Called the Homestead House, the structure is designed using, in Jantzen’s words, “commercially available steel, prefabricated, modular, high strength, low cost arch building system normally used for agricultural purposes.”
“Back in the 1970s and 80s I had built a number of houses that were constructed from agricultural components,” says Jantzen. “These components were primarily steel roofs used to cover grain silos. Since then I have been interested in exploring the use of these components further because of the low cost and high strength of [steel].”
“I am especially intrigued with the idea of designing with steel components that require very little or no secondary support systems such as the silo roofs. This means that structures can be constructed very fast, often with unskilled labor, and since the strength of the structure is often formed into the skin of the component, much less material is needed.”
The Homestead House is able to generate its own electricity with photovoltaic cells and a small vertical axis wind turbine. Using solar heating and cooling system, it can function completely off the standard utility grid. Rainwater would be collected off roof arches and directed to storage containers.
Many of Jantzen’s structures specialize in eco-friendly building systems and steel plays into that heavily since it is able to be recycled numerous times as all steel in the United States is made up of a minimum of 25 percent recycled material.
Steel also offers several benefits over other materials from a design perspective.

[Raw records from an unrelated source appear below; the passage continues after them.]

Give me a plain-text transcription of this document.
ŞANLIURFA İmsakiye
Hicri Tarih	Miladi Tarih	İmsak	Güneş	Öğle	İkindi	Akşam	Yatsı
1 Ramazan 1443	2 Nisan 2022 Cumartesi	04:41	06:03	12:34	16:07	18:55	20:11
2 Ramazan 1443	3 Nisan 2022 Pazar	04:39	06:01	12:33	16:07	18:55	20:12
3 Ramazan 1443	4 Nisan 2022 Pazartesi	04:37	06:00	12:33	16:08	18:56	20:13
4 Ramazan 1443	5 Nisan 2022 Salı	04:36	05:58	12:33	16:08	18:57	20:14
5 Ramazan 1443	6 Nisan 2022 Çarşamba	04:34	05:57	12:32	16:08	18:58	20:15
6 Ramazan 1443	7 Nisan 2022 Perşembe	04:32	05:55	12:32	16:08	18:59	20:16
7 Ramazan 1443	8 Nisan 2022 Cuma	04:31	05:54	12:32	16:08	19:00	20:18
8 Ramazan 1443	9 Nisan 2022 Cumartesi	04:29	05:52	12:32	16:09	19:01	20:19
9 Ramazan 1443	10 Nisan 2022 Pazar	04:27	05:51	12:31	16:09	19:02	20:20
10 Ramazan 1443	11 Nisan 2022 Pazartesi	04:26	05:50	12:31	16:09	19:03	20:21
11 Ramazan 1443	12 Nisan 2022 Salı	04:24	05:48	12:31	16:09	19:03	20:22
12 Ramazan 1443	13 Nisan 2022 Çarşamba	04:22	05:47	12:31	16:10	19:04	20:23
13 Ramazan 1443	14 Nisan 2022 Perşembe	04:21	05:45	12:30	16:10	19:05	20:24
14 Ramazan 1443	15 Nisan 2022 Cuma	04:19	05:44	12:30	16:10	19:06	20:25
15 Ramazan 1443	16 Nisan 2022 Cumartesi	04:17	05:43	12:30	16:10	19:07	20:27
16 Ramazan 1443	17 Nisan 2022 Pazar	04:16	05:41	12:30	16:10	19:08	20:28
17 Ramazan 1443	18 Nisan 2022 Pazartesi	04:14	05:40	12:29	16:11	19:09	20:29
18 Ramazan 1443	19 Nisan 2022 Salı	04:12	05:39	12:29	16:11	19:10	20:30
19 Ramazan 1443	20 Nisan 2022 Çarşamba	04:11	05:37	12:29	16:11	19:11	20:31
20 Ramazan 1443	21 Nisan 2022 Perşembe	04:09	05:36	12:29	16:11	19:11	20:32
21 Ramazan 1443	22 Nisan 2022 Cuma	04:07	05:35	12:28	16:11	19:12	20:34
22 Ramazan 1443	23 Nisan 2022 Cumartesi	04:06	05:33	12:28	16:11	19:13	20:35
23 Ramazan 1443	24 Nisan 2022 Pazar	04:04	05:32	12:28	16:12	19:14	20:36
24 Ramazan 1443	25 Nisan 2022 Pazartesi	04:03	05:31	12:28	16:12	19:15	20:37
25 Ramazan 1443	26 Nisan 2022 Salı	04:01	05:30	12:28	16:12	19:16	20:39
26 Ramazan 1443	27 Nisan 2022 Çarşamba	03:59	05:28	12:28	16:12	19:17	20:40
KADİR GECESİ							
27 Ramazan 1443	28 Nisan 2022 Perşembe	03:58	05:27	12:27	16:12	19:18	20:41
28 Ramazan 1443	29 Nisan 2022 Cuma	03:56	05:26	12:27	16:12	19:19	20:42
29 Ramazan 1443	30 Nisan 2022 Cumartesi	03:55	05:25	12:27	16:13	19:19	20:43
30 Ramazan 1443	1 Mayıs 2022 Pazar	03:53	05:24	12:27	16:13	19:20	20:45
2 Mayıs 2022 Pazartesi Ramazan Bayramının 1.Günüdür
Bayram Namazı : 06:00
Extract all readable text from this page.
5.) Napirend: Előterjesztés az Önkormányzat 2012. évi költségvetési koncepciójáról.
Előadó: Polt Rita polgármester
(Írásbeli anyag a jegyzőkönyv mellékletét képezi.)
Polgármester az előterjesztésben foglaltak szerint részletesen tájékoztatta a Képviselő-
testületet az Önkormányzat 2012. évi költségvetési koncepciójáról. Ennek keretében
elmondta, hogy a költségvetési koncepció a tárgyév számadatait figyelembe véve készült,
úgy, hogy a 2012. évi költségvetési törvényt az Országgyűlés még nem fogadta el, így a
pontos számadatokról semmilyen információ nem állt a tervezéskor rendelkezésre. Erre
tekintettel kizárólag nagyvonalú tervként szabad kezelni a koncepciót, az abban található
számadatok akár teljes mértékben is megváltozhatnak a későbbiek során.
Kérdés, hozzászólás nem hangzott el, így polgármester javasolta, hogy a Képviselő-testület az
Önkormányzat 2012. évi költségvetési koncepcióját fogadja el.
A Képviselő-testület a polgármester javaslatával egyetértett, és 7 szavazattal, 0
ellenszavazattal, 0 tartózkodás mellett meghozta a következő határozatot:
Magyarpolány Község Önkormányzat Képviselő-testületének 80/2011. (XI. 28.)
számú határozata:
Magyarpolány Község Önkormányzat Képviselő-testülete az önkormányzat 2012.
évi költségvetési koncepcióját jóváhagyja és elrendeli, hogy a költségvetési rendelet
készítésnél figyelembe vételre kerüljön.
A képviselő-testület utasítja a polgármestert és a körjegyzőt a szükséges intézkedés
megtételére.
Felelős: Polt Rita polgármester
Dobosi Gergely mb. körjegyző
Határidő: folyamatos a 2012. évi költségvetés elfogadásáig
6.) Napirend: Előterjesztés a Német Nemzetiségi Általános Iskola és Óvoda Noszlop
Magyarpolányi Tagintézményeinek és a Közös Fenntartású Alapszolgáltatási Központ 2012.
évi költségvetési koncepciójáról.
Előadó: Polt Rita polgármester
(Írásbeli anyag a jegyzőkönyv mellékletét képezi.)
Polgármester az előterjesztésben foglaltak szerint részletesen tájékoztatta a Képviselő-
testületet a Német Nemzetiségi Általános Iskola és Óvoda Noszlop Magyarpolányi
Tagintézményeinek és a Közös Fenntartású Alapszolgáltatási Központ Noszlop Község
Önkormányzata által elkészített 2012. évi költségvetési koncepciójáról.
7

“Steel components can provide a great deal of flexibility in design since the whole concept is based on a modular system of components that can be assembled in many different ways. This can be very difficult and costly to accomplish with many other materials,” Jantzen continued. “Steel has great untapped potential especially for housing from an aesthetic standpoint if people are willing to accept a very contemporary look.”
While Jantzen has continually received press and attention for his designs, he’s been fairly self-funded which has limited opportunities to expand on ideas. He hopes that with additional funding he can begin actual construction on several projects to show the application of his designs and would love to one day live in one of his homes with his wife Ellen.